Mari Mobility will still be able to take customers on go-karting sessions around Tokyo. However, it will no longer be allowed to bring Mario Kart to life, a ruling that the company should follow since Nintendo said that it will not stop taking necessary measures to protect its intellectual property.

'Mario Kart' In Real Life

Mari Mobility may be shutting down its real-world Mario Kart races, but that does not mean that the game will be purely limited to playing the traditional way.

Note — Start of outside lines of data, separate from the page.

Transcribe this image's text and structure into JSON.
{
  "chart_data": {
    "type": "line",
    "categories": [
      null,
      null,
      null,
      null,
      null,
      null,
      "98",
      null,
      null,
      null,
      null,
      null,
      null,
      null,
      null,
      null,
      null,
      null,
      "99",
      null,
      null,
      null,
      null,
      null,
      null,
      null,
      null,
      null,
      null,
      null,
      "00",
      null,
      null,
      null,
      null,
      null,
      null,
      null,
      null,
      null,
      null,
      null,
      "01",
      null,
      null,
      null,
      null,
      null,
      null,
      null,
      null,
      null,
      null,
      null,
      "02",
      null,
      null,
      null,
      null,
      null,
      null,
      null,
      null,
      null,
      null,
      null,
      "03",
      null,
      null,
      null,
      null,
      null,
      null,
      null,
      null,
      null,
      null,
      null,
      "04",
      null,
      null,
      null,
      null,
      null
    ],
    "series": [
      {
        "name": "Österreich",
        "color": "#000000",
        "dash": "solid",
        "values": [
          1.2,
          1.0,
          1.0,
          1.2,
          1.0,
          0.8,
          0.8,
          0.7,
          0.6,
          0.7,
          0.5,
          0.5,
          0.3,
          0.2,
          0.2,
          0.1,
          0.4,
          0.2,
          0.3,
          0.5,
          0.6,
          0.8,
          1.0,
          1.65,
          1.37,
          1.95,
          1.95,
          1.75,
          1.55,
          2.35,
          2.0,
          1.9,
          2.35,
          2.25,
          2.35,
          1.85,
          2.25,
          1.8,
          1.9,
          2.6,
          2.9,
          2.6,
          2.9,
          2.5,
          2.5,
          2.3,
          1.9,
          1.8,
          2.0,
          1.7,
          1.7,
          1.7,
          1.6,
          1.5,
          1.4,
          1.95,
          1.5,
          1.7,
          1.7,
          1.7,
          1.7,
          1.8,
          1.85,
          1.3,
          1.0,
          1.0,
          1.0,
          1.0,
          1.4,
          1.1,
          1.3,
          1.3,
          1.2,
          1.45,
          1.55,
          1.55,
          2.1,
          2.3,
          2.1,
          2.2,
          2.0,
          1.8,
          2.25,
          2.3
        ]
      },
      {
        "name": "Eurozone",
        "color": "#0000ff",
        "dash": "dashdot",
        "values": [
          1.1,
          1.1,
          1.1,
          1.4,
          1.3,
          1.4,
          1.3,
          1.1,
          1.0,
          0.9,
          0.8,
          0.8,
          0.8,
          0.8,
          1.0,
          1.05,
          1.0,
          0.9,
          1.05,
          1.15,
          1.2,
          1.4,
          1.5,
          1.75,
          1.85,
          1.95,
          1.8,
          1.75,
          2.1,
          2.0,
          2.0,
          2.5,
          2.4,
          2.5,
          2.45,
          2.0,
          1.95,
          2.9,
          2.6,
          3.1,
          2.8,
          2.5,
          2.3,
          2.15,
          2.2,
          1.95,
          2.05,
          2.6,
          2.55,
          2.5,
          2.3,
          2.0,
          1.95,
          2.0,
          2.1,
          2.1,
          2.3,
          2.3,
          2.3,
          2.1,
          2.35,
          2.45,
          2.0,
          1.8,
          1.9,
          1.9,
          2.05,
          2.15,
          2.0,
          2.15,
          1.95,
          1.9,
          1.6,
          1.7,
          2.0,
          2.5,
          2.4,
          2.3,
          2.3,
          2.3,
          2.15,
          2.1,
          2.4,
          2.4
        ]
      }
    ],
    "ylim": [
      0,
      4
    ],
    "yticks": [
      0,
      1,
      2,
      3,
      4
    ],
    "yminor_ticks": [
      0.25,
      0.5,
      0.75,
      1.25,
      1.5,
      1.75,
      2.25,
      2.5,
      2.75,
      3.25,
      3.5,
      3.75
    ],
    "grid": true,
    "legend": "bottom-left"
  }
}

In June, Nintendo made Mario Kart 8 Deluxe for the Nintendo Switch compatible with the Nintendo Labo, the cardboard accessories and software that allows gamers to create projects known as Toy-Cons. Mario Kart 8 Deluxe is the first game outside of the Nintendo Labo package to receive support for the peripherals, so gamers may get creative in combining them.

Mario Kart fans who want to experience real-world racing inspired by the racing series, however, will still be able to do so soon. Super Nintendo World, which is expected to open its doors before the 2020 Tokyo Olympics, will also feature a Mario Kart attraction, with karts on a rail while one rider focuses on the vehicle's drift and another rider on the weapons and power-ups.